National Survey of Children's Exposure to Violence
The National Survey of Children's Exposure to Violence (NatSCEV) is a comprehensive nationwide survey of the incidence and prevalence of children's exposure to violence. It measures past-year and lifetime exposure to violence for children age 17 and younger across several major categories: conventional crime, child maltreatment, victimization by peers and siblings, sexual victimization, witnessing and indirect victimization, school violence and threats, and Internet victimization.
The 2008 NatSCEV was a random-digit dial telephone survey interviewing youths ages 10 to 17 and adult caregivers of children age 9 and under. Telephone interviews were used because they afford greater anonymity and privacy than in-person interviews and may encourage those interviewed to be more forthcoming about the sensitive topics covered in this survey. Telephone exchanges for African-American, Hispanic, and low-income households were oversampled. An adult (usually a parent) provided demographic information for each household. A sample child in the household was then selected to be surveyed. Interviews were conducted in English and Spanish.

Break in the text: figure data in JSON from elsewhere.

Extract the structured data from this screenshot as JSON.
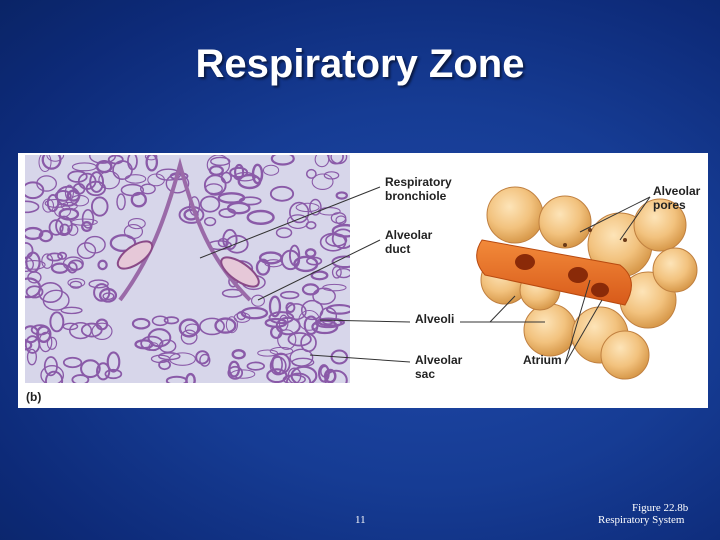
{
  "slide": {
    "title": "Respiratory Zone",
    "figure": {
      "panel_label": "(b)",
      "labels": {
        "respiratory_bronchiole": [
          "Respiratory",
          "bronchiole"
        ],
        "alveolar_duct": [
          "Alveolar",
          "duct"
        ],
        "alveoli": [
          "Alveoli"
        ],
        "alveolar_sac": [
          "Alveolar",
          "sac"
        ],
        "alveolar_pores": [
          "Alveolar",
          "pores"
        ],
        "atrium": [
          "Atrium"
        ]
      }
    },
    "footer": {
      "page_number": "11",
      "figure_ref": "Figure 22.8b",
      "section": "Respiratory System"
    }
  }
}
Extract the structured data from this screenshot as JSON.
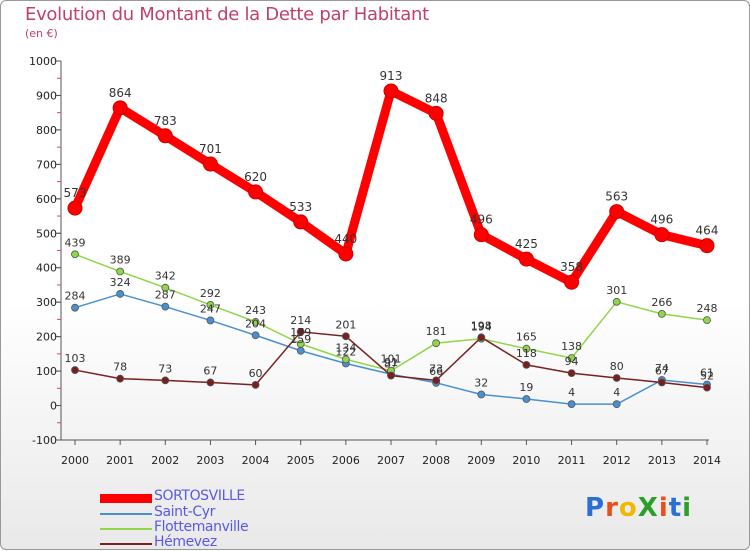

The interview sample (n= 4,549) consisted of 2 groups: a nationally representative sample of telephone numbers within the contiguous U.S. (n=3,053) and an oversample of telephone exchanges with 70% or greater African American, Hispanic, or low-income households (n=1,496).
Finkelhor D et al. Children's Exposure to Violence: a Comprehensive National Study. Juvenile Justice Bulletin. October, 2009. Available at: Children’s Exposure to Violence: A Comprehensive National Survey.